Companies operating within the European Union (EU) or outside organizations conducting any business in the EU have been scrambling to prepare for the General Data Protection Regulation (GDPR) implementation date of 25 May 2018. With GDPR, Europe is taking a firm stance on the protection of personal data rights for European citizens and within the EU generally. Companies that do not meet GDPR requirements could be fined up to €20 million or up to 4% of the annual worldwide turnover for activities such as, working with data providers who source data not compliant with EU data privacy laws.
Fortunately, a dedicated team at Ekata has been preparing for GDPR for over a year. We have processes and controls in place specifically designed to meet GDPR requirements and plan to roll them out publicly prior to the May 25th implementation deadline.
Ekata’s upstream data sources have been thoroughly vetted to ensure that they have obtained the proper consent from European data subjects so that data can be used in our products and services. Furthermore, Ekata only serves fraud prevention use cases in the EU, providing services to protect companies operating in the EU from fraud and to protect their consumers from identity theft.
One of the most important aspects of GDPR is the data subjects’ right to access, correction, and erasure of their personal information. For example, Article 17 gives data subjects the right to require a data controller to delete their personal data. However, to clarify, the GDPR does not give the data subject the right to be completely “forgotten,” but rather, under certain conditions, the data subject’s right of erasure may itself also be subject to the company’s legitimate interests in retaining and processing the data. Businesses that operate as data controllers should comply with the right to erasure under the following conditions:
- The data subject withdraws the consent on which the processing was based and there is no other legal ground for continuing the processing. (To learn more about legal grounds for processing see GDPR Article 6.)
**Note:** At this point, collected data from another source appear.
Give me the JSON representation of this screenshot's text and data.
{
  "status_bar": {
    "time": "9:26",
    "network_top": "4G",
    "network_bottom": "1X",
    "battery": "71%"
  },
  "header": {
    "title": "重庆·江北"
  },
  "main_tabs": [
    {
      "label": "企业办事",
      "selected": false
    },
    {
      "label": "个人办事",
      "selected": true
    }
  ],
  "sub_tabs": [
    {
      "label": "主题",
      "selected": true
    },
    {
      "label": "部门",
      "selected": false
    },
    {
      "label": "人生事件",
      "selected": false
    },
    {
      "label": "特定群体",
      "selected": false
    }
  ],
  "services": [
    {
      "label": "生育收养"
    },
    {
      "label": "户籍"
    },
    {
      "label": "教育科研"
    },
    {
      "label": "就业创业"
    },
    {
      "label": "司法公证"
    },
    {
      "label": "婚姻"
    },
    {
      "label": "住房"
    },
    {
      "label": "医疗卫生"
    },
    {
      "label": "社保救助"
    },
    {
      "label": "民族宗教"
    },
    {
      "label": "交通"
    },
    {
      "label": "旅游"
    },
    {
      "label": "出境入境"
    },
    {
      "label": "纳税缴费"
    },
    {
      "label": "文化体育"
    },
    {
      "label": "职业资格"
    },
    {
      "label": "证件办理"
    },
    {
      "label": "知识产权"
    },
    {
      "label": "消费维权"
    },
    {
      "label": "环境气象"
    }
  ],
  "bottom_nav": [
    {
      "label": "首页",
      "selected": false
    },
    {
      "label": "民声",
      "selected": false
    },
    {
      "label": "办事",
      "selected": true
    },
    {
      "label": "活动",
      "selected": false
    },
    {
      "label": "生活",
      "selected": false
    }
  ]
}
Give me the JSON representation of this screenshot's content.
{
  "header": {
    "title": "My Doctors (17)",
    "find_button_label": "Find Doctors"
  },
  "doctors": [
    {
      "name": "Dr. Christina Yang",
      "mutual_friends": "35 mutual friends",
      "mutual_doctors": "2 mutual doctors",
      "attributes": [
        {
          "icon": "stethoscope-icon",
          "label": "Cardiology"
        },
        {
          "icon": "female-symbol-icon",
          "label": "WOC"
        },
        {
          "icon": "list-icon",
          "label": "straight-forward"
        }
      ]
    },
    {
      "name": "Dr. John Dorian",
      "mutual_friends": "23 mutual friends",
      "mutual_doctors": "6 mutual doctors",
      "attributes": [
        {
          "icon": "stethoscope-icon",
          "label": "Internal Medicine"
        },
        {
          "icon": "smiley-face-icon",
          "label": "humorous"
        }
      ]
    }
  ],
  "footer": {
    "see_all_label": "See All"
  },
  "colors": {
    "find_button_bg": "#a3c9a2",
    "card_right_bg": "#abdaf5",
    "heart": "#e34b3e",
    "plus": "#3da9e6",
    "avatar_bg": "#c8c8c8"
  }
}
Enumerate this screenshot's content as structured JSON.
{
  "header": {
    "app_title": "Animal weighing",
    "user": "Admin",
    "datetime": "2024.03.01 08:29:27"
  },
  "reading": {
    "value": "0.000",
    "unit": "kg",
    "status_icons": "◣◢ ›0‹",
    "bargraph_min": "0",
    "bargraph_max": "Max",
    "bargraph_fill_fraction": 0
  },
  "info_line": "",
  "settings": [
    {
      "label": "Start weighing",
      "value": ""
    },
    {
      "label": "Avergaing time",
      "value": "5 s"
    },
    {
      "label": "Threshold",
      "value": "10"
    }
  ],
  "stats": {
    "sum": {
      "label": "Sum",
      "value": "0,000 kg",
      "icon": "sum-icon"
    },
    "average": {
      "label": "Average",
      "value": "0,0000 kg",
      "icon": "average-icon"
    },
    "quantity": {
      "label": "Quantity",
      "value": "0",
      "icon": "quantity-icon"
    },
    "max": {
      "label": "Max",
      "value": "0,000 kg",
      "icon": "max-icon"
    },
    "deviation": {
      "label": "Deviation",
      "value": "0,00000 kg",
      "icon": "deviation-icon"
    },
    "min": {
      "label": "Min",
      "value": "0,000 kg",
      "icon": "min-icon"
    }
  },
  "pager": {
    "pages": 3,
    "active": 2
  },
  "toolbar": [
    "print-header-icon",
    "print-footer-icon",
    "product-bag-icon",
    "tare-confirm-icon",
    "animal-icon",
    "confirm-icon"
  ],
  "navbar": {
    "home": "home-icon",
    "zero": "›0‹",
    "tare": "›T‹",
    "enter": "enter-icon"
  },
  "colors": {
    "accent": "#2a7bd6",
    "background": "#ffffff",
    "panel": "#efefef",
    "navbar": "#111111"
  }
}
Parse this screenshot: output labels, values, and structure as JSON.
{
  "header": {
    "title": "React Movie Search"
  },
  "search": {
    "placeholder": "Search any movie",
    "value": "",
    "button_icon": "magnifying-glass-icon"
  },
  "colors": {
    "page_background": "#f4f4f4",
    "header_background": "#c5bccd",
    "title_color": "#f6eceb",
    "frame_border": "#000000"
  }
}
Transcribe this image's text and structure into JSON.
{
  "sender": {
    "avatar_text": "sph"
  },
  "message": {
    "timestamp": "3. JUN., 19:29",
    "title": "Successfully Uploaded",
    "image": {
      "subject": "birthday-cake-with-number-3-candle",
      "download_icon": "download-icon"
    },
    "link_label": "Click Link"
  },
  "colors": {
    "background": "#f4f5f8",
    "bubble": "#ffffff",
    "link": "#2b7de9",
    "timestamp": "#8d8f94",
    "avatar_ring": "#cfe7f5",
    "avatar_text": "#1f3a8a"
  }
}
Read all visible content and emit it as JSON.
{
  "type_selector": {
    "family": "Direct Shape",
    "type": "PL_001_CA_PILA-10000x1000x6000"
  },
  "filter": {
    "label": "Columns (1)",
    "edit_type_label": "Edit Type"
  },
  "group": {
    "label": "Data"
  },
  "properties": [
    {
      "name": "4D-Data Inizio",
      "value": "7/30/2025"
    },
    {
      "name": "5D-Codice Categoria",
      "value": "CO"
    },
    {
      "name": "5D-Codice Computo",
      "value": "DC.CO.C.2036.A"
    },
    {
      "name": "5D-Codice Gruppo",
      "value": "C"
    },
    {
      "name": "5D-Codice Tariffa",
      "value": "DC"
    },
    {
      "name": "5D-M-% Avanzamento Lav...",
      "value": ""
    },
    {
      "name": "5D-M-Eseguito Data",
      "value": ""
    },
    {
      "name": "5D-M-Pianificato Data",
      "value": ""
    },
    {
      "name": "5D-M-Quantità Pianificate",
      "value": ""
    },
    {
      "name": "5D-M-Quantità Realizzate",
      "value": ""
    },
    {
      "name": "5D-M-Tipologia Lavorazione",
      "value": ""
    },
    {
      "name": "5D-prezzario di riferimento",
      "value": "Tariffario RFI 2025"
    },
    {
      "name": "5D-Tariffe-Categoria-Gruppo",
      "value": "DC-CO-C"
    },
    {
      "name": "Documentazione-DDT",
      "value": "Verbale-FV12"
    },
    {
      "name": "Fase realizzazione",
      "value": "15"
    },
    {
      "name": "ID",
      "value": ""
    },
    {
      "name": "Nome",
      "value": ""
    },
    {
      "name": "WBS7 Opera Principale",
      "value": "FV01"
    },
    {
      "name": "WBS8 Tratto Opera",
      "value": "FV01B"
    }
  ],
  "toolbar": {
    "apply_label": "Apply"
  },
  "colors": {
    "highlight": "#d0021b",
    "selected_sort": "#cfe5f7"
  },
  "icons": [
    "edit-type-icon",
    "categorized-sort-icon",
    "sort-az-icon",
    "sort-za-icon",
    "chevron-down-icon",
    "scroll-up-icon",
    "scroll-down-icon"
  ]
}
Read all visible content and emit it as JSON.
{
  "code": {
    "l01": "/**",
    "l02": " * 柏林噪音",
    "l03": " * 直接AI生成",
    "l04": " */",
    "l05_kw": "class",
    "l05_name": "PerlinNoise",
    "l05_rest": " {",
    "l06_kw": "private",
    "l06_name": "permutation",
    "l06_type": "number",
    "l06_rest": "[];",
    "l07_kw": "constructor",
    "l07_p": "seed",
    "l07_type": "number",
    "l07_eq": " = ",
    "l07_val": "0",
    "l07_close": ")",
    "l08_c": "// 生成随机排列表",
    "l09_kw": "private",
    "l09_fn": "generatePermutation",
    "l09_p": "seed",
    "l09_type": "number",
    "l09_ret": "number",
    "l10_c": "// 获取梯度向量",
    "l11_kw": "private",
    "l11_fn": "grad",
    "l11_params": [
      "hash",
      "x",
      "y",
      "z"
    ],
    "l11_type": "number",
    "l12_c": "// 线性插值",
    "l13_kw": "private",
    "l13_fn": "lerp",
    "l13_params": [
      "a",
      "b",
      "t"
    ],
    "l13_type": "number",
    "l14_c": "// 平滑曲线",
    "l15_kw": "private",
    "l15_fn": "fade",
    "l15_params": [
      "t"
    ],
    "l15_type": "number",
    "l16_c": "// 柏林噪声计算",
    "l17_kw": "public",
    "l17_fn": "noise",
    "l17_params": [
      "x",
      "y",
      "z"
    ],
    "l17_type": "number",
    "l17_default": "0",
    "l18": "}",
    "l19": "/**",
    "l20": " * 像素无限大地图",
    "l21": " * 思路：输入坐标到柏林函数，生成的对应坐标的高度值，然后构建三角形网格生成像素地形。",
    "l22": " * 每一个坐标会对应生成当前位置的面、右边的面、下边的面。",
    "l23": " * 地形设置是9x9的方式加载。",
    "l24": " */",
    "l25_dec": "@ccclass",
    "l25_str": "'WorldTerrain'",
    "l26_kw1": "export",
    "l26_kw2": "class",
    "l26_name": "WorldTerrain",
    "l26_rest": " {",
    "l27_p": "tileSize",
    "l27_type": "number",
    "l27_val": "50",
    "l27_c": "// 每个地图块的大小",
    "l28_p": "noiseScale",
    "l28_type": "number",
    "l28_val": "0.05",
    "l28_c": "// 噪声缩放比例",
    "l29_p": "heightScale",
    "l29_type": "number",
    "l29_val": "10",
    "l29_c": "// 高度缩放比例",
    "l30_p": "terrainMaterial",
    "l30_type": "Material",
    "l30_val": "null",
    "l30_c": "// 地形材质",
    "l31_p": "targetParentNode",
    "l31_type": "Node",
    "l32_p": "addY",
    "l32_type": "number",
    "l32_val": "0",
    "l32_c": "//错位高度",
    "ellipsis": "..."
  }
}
- The data subject objects to the processing and there are no overriding legitimate grounds for the processing, or the data subject objects to the processing for the purposes of direct marketing. (To learn more about the right to object, see GDPR Article 21.)
- The personal data have been unlawfully processed.
- The personal data have to be erased for compliance with an EU legal obligation to which the company is subject.
Ekata has developed mechanisms to comply with these requirements in the event that a European citizen, or one of our business-to-business customers (on behalf of a European citizen), exercises his or her right to erasure.
GDPR is newer in the landscape, but Ekata has been taking data privacy seriously since our founding 20 years ago. Ekata has been doing business with European companies and data providers for years now. Our data sourcing and data management processes, including our SOC2 policies and procedures have been built around protecting data and supporting data privacy regulations. In that sense, GDPR is just the latest in our ongoing privacy and compliance efforts.